When cinema looks like a home movie, it is often derisively dismissed for looking like one. I wear the aesthetic with pride. I follow the muse, but, so far, they haven’t strayed me from a path of consumer grade video equipment, blasted out colors, glitchy artifacting, janky editing, palsied camerawork, threadbare sets, phony props, community theater acting, messy mis en scene, and autodidactic direction. Why is that? Why do I shoot myself in the foot, drastically limiting a potential audience by using such grating methods?

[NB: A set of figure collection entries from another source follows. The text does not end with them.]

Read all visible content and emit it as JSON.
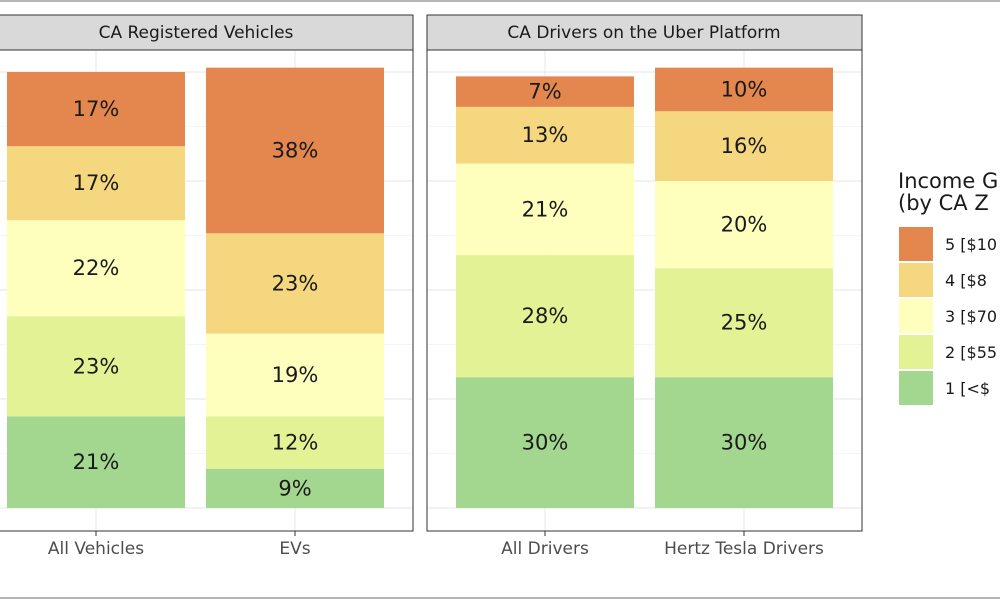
{
  "chart_data": {
    "type": "bar",
    "stacked": true,
    "ylim": [
      0,
      100
    ],
    "grid": true,
    "legend_position": "right",
    "legend": {
      "title_lines": [
        "Income G",
        "(by CA Z"
      ],
      "items": [
        {
          "key": "5",
          "label": "5 [$10",
          "color": "#E3874F"
        },
        {
          "key": "4",
          "label": "4 [$8",
          "color": "#F4D77F"
        },
        {
          "key": "3",
          "label": "3 [$70",
          "color": "#FEFEBD"
        },
        {
          "key": "2",
          "label": "2 [$55",
          "color": "#E4F296"
        },
        {
          "key": "1",
          "label": "1 [<$",
          "color": "#A3D78F"
        }
      ]
    },
    "panels": [
      {
        "title": "CA Registered Vehicles",
        "categories": [
          "All Vehicles",
          "EVs"
        ],
        "bars": [
          {
            "category": "All Vehicles",
            "segments": [
              {
                "key": "1",
                "value": 21,
                "label": "21%"
              },
              {
                "key": "2",
                "value": 23,
                "label": "23%"
              },
              {
                "key": "3",
                "value": 22,
                "label": "22%"
              },
              {
                "key": "4",
                "value": 17,
                "label": "17%"
              },
              {
                "key": "5",
                "value": 17,
                "label": "17%"
              }
            ]
          },
          {
            "category": "EVs",
            "segments": [
              {
                "key": "1",
                "value": 9,
                "label": "9%"
              },
              {
                "key": "2",
                "value": 12,
                "label": "12%"
              },
              {
                "key": "3",
                "value": 19,
                "label": "19%"
              },
              {
                "key": "4",
                "value": 23,
                "label": "23%"
              },
              {
                "key": "5",
                "value": 38,
                "label": "38%"
              }
            ]
          }
        ]
      },
      {
        "title": "CA Drivers on the Uber Platform",
        "categories": [
          "All Drivers",
          "Hertz Tesla Drivers"
        ],
        "bars": [
          {
            "category": "All Drivers",
            "segments": [
              {
                "key": "1",
                "value": 30,
                "label": "30%"
              },
              {
                "key": "2",
                "value": 28,
                "label": "28%"
              },
              {
                "key": "3",
                "value": 21,
                "label": "21%"
              },
              {
                "key": "4",
                "value": 13,
                "label": "13%"
              },
              {
                "key": "5",
                "value": 7,
                "label": "7%"
              }
            ]
          },
          {
            "category": "Hertz Tesla Drivers",
            "segments": [
              {
                "key": "1",
                "value": 30,
                "label": "30%"
              },
              {
                "key": "2",
                "value": 25,
                "label": "25%"
              },
              {
                "key": "3",
                "value": 20,
                "label": "20%"
              },
              {
                "key": "4",
                "value": 16,
                "label": "16%"
              },
              {
                "key": "5",
                "value": 10,
                "label": "10%"
              }
            ]
          }
        ]
      }
    ]
  }
}
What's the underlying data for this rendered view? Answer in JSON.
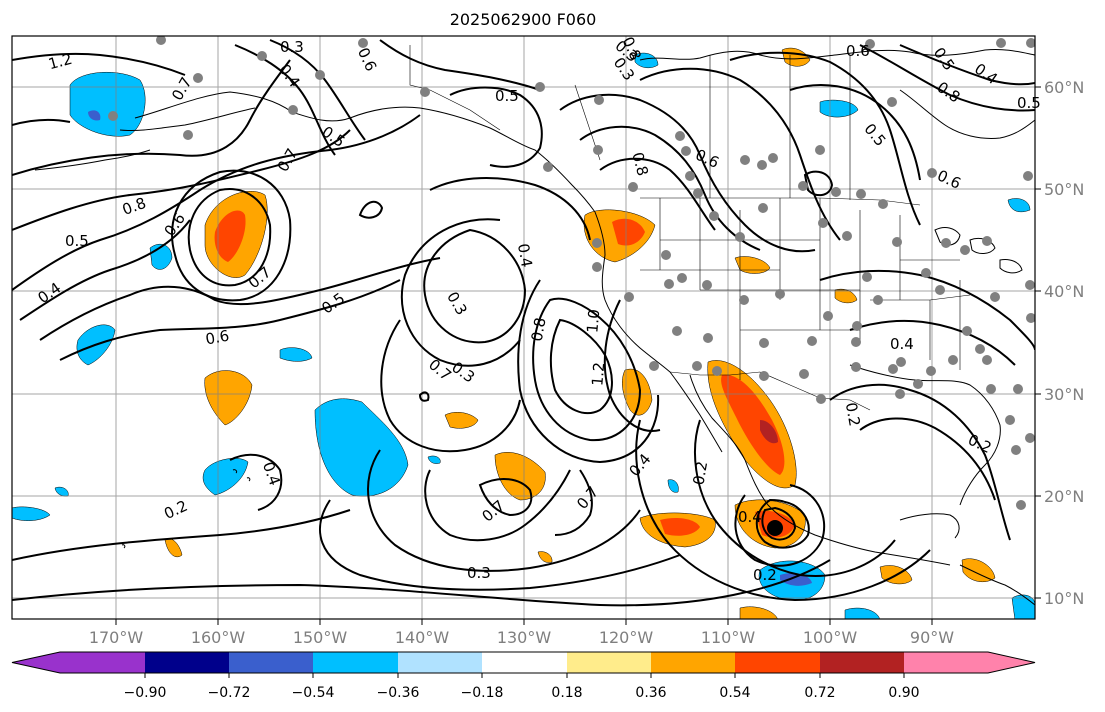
{
  "title": "2025062900 F060",
  "map": {
    "projection": "PlateCarree",
    "extent_lon": [
      -180,
      -80
    ],
    "extent_lat": [
      7,
      65
    ],
    "grid": true,
    "lat_labels": [
      "60°N",
      "50°N",
      "40°N",
      "30°N",
      "20°N",
      "10°N"
    ],
    "lon_labels": [
      "170°W",
      "160°W",
      "150°W",
      "140°W",
      "130°W",
      "120°W",
      "110°W",
      "100°W",
      "90°W"
    ],
    "contour_labels": [
      "1.2",
      "0.3",
      "0.6",
      "0.4",
      "0.7",
      "0.5",
      "0.5",
      "0.3",
      "0.8",
      "0.6",
      "0.5",
      "0.8",
      "0.4",
      "0.5",
      "0.6",
      "0.5",
      "0.7",
      "0.8",
      "0.6",
      "0.8",
      "0.3",
      "0.4",
      "0.6",
      "0.5",
      "0.7",
      "0.5",
      "0.6",
      "0.3",
      "0.4",
      "0.8",
      "1.0",
      "1.2",
      "0.7",
      "0.4",
      "0.7",
      "0.7",
      "0.2",
      "0.4",
      "0.3",
      "0.3",
      "0.2",
      "0.2",
      "0.4",
      "0.2",
      "0.2",
      "0.4"
    ],
    "fill_colors": {
      "pos_036_054": "#ffa500",
      "pos_054_072": "#ff4500",
      "pos_072_090": "#b22222",
      "neg_036_054": "#00bfff",
      "neg_054_072": "#3a5fcd",
      "neg_072_090": "#00008b",
      "dot": "#808080"
    }
  },
  "colorbar": {
    "ticks": [
      "−0.90",
      "−0.72",
      "−0.54",
      "−0.36",
      "−0.18",
      "0.18",
      "0.36",
      "0.54",
      "0.72",
      "0.90"
    ],
    "colors": [
      "#9932cc",
      "#00008b",
      "#3a5fcd",
      "#00bfff",
      "#b0e2ff",
      "#ffffff",
      "#ffec8b",
      "#ffa500",
      "#ff4500",
      "#b22222",
      "#ff82ab"
    ]
  }
}
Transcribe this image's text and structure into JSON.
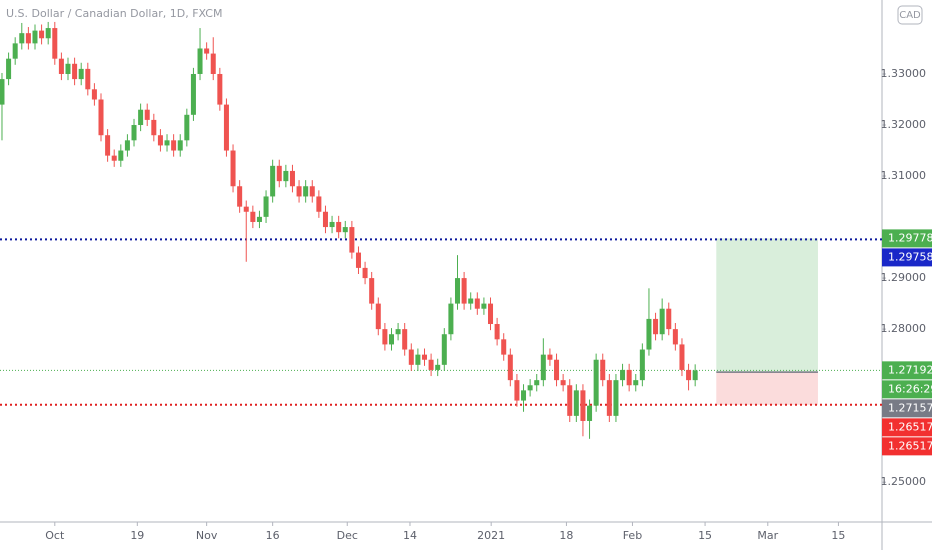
{
  "chart_data": {
    "type": "candlestick",
    "title": "U.S. Dollar / Canadian Dollar, 1D, FXCM",
    "currency": "CAD",
    "up_color": "#4caf50",
    "down_color": "#ef5350",
    "x": [
      0,
      1,
      2,
      3,
      4,
      5,
      6,
      7,
      8,
      9,
      10,
      11,
      12,
      13,
      14,
      15,
      16,
      17,
      18,
      19,
      20,
      21,
      22,
      23,
      24,
      25,
      26,
      27,
      28,
      29,
      30,
      31,
      32,
      33,
      34,
      35,
      36,
      37,
      38,
      39,
      40,
      41,
      42,
      43,
      44,
      45,
      46,
      47,
      48,
      49,
      50,
      51,
      52,
      53,
      54,
      55,
      56,
      57,
      58,
      59,
      60,
      61,
      62,
      63,
      64,
      65,
      66,
      67,
      68,
      69,
      70,
      71,
      72,
      73,
      74,
      75,
      76,
      77,
      78,
      79,
      80,
      81,
      82,
      83,
      84,
      85,
      86,
      87,
      88,
      89,
      90,
      91,
      92,
      93,
      94,
      95,
      96,
      97,
      98,
      99,
      100,
      101,
      102,
      103,
      104,
      105
    ],
    "open": [
      1.324,
      1.329,
      1.333,
      1.336,
      1.338,
      1.336,
      1.3385,
      1.337,
      1.339,
      1.333,
      1.33,
      1.332,
      1.329,
      1.331,
      1.327,
      1.325,
      1.318,
      1.314,
      1.313,
      1.315,
      1.317,
      1.32,
      1.323,
      1.321,
      1.318,
      1.316,
      1.317,
      1.315,
      1.317,
      1.322,
      1.33,
      1.335,
      1.334,
      1.33,
      1.324,
      1.315,
      1.308,
      1.304,
      1.303,
      1.301,
      1.302,
      1.306,
      1.312,
      1.309,
      1.311,
      1.308,
      1.306,
      1.308,
      1.306,
      1.303,
      1.3,
      1.301,
      1.299,
      1.3,
      1.295,
      1.292,
      1.29,
      1.285,
      1.28,
      1.277,
      1.279,
      1.28,
      1.276,
      1.273,
      1.275,
      1.274,
      1.272,
      1.273,
      1.279,
      1.285,
      1.29,
      1.285,
      1.286,
      1.284,
      1.285,
      1.281,
      1.278,
      1.275,
      1.27,
      1.266,
      1.268,
      1.269,
      1.27,
      1.275,
      1.274,
      1.27,
      1.269,
      1.263,
      1.268,
      1.262,
      1.265,
      1.274,
      1.27,
      1.263,
      1.27,
      1.272,
      1.269,
      1.27,
      1.276,
      1.282,
      1.279,
      1.284,
      1.28,
      1.277,
      1.272,
      1.27
    ],
    "high": [
      1.3302,
      1.3342,
      1.3372,
      1.34,
      1.3392,
      1.3397,
      1.3397,
      1.3402,
      1.3402,
      1.3342,
      1.3332,
      1.3332,
      1.3322,
      1.3322,
      1.3282,
      1.3262,
      1.3192,
      1.3152,
      1.3162,
      1.3182,
      1.3212,
      1.3242,
      1.3242,
      1.3222,
      1.3192,
      1.3182,
      1.3182,
      1.3182,
      1.3232,
      1.3312,
      1.339,
      1.3362,
      1.3372,
      1.3312,
      1.3252,
      1.3162,
      1.3092,
      1.3052,
      1.3042,
      1.3032,
      1.3072,
      1.3132,
      1.3132,
      1.3122,
      1.3122,
      1.3092,
      1.3092,
      1.3092,
      1.3072,
      1.3042,
      1.3022,
      1.3022,
      1.3012,
      1.3012,
      1.2962,
      1.2932,
      1.2912,
      1.2862,
      1.2812,
      1.2802,
      1.2812,
      1.2812,
      1.2772,
      1.2762,
      1.2762,
      1.2752,
      1.2742,
      1.2802,
      1.2862,
      1.2945,
      1.2912,
      1.2872,
      1.2872,
      1.2862,
      1.2862,
      1.2822,
      1.2792,
      1.2762,
      1.2712,
      1.2692,
      1.2702,
      1.2712,
      1.2782,
      1.2762,
      1.2752,
      1.2712,
      1.2702,
      1.2692,
      1.2692,
      1.2662,
      1.2752,
      1.2752,
      1.2712,
      1.2712,
      1.2732,
      1.2732,
      1.2712,
      1.2772,
      1.288,
      1.2832,
      1.286,
      1.2852,
      1.2812,
      1.2782,
      1.2732,
      1.2731
    ],
    "low": [
      1.317,
      1.3278,
      1.3318,
      1.3348,
      1.3348,
      1.3348,
      1.3358,
      1.3358,
      1.3318,
      1.3288,
      1.3288,
      1.3278,
      1.3278,
      1.3258,
      1.3238,
      1.3168,
      1.3128,
      1.3118,
      1.3118,
      1.3138,
      1.3158,
      1.3188,
      1.3198,
      1.3168,
      1.3148,
      1.3148,
      1.3138,
      1.3138,
      1.3158,
      1.3208,
      1.3288,
      1.3328,
      1.3288,
      1.3228,
      1.3138,
      1.3068,
      1.3028,
      1.2932,
      1.2998,
      1.2998,
      1.3008,
      1.3048,
      1.3078,
      1.3078,
      1.3068,
      1.3048,
      1.3048,
      1.3048,
      1.3018,
      1.2988,
      1.2988,
      1.2978,
      1.2978,
      1.2938,
      1.2908,
      1.2888,
      1.2838,
      1.2788,
      1.2758,
      1.2758,
      1.2778,
      1.2748,
      1.2718,
      1.2718,
      1.2728,
      1.2708,
      1.2708,
      1.2718,
      1.2778,
      1.2838,
      1.2838,
      1.2838,
      1.2828,
      1.2828,
      1.2798,
      1.2768,
      1.2738,
      1.2688,
      1.2648,
      1.2638,
      1.2668,
      1.2678,
      1.2688,
      1.2728,
      1.2688,
      1.2678,
      1.2618,
      1.2618,
      1.259,
      1.2585,
      1.2638,
      1.2688,
      1.2618,
      1.2618,
      1.2688,
      1.2678,
      1.2678,
      1.2688,
      1.2748,
      1.2778,
      1.2778,
      1.2788,
      1.2758,
      1.2708,
      1.268,
      1.2688
    ],
    "close": [
      1.329,
      1.333,
      1.336,
      1.338,
      1.336,
      1.3385,
      1.337,
      1.339,
      1.333,
      1.33,
      1.332,
      1.329,
      1.331,
      1.327,
      1.325,
      1.318,
      1.314,
      1.313,
      1.315,
      1.317,
      1.32,
      1.323,
      1.321,
      1.318,
      1.316,
      1.317,
      1.315,
      1.317,
      1.322,
      1.33,
      1.335,
      1.334,
      1.33,
      1.324,
      1.315,
      1.308,
      1.304,
      1.303,
      1.301,
      1.302,
      1.306,
      1.312,
      1.309,
      1.311,
      1.308,
      1.306,
      1.308,
      1.306,
      1.303,
      1.3,
      1.301,
      1.299,
      1.3,
      1.295,
      1.292,
      1.29,
      1.285,
      1.28,
      1.277,
      1.279,
      1.28,
      1.276,
      1.273,
      1.275,
      1.274,
      1.272,
      1.273,
      1.279,
      1.285,
      1.29,
      1.285,
      1.286,
      1.284,
      1.285,
      1.281,
      1.278,
      1.275,
      1.27,
      1.266,
      1.268,
      1.269,
      1.27,
      1.275,
      1.274,
      1.27,
      1.269,
      1.263,
      1.268,
      1.262,
      1.265,
      1.274,
      1.27,
      1.263,
      1.27,
      1.272,
      1.269,
      1.27,
      1.276,
      1.282,
      1.279,
      1.284,
      1.28,
      1.277,
      1.272,
      1.27,
      1.2719
    ],
    "xlim": [
      -0.3,
      133.3
    ],
    "ylim": [
      1.2422,
      1.3445
    ],
    "xticks": [
      {
        "value": 8,
        "label": "Oct"
      },
      {
        "value": 20.5,
        "label": "19"
      },
      {
        "value": 31,
        "label": "Nov"
      },
      {
        "value": 41,
        "label": "16"
      },
      {
        "value": 52.3,
        "label": "Dec"
      },
      {
        "value": 61.8,
        "label": "14"
      },
      {
        "value": 74.1,
        "label": "2021"
      },
      {
        "value": 85.5,
        "label": "18"
      },
      {
        "value": 95.5,
        "label": "Feb"
      },
      {
        "value": 106.5,
        "label": "15"
      },
      {
        "value": 116,
        "label": "Mar"
      },
      {
        "value": 126.7,
        "label": "15"
      }
    ],
    "yticks": [
      {
        "value": 1.33,
        "label": "1.33000"
      },
      {
        "value": 1.32,
        "label": "1.32000"
      },
      {
        "value": 1.31,
        "label": "1.31000"
      },
      {
        "value": 1.29,
        "label": "1.29000"
      },
      {
        "value": 1.28,
        "label": "1.28000"
      },
      {
        "value": 1.25,
        "label": "1.25000"
      }
    ],
    "lines": [
      {
        "value": 1.29758,
        "color": "#0d1a9c",
        "style": "dotted"
      },
      {
        "value": 1.26517,
        "color": "#e02020",
        "style": "dotted"
      },
      {
        "value": 1.27192,
        "color": "#4caf50",
        "style": "thin"
      }
    ],
    "position": {
      "x": [
        108.2,
        123.6
      ],
      "entry": 1.27157,
      "target": 1.29778,
      "stop": 1.26517,
      "profit_color": "#d9eedb",
      "loss_color": "#fbdcdc"
    },
    "price_labels": [
      {
        "value": 1.29778,
        "color": "#4caf50"
      },
      {
        "value": 1.29758,
        "color": "#1a28c8"
      },
      {
        "value": 1.27192,
        "color": "#4caf50"
      },
      {
        "label": "16:26:29",
        "color": "#4caf50"
      },
      {
        "value": 1.27157,
        "color": "#787b86"
      },
      {
        "value": 1.26517,
        "color": "#f23030"
      },
      {
        "value": 1.26517,
        "color": "#f23030"
      }
    ]
  }
}
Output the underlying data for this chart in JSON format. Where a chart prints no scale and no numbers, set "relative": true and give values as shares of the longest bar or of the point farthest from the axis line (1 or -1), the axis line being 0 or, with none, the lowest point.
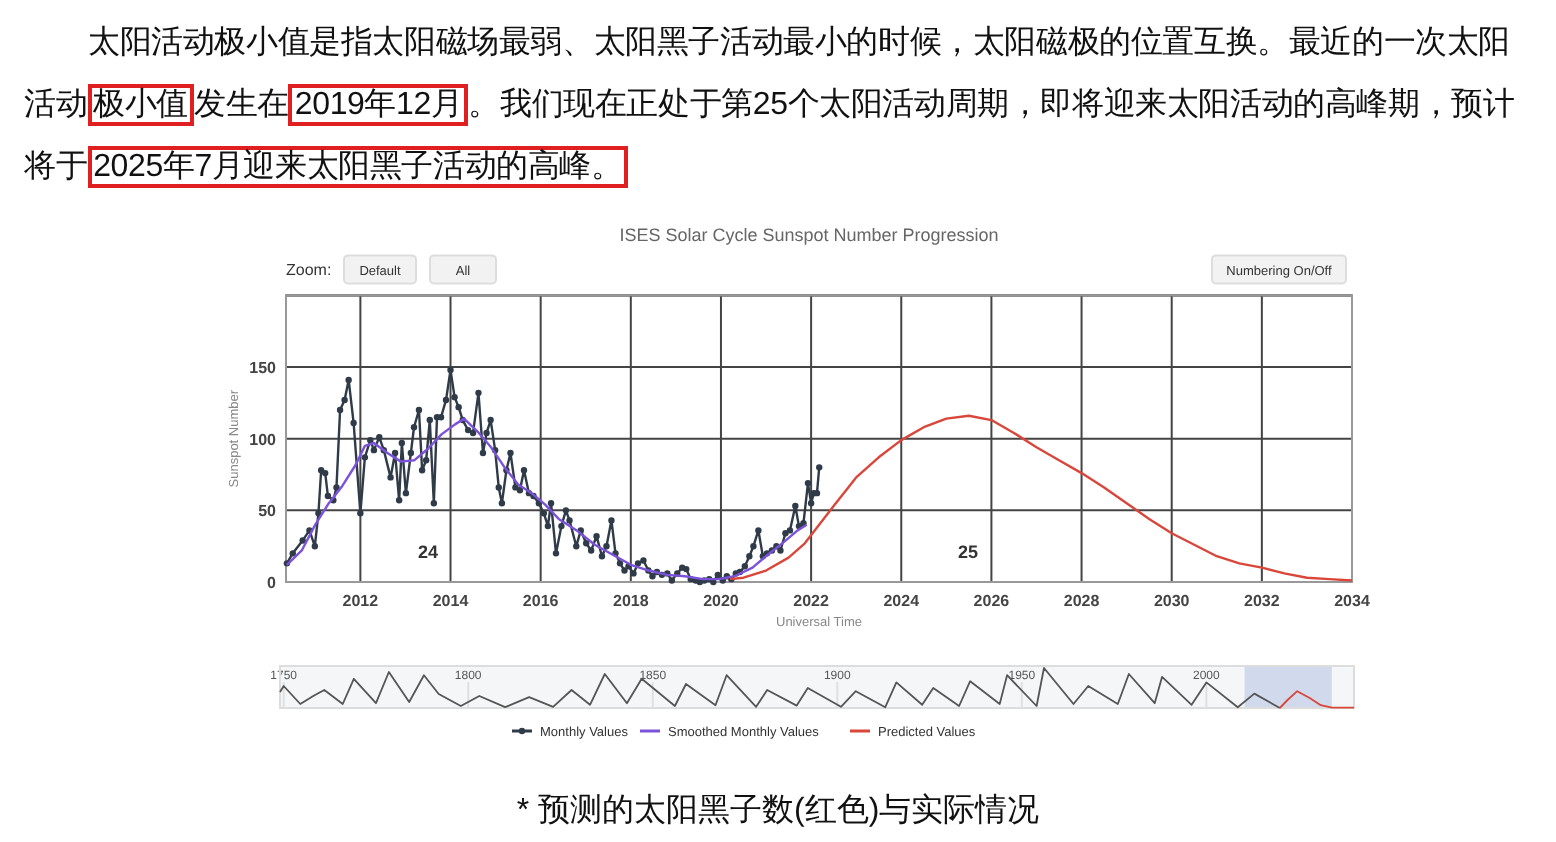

Firstly, I don’t care. I do not subsist on the income I make from my movies. That means I can do anything I want as I am not beholden to a fan base for my living. I don’t need one and frankly I don’t really want one. Entertainment is important but there are enough filmmakers out there entertaining a wide audience. I’d rather shock, confuse, befuddle, offend, challenge, cast spells, create psychic reverberations cracking through the pervasive veil of hypocrisy and tomfoolery of civilization. The end game is confronting the buy in. For most, that is not a pretty thing. It is not entertaining. For me, it is the mission.
Movies, sadly, are mostly an opiate. Producers cast the widest net possible for maximum profit, thereby neutering any potential for thought, provocation, education, or self realization. Like everything in this world, it’s about money. I wholeheartedly espouse the home movie aesthetic as rejection of the conventions of the cinema of entertainment. This work has nothing to do with that world, nor its intentions.
yes!! "confronting the buy in" is where it ALL happens. love ya, Bob.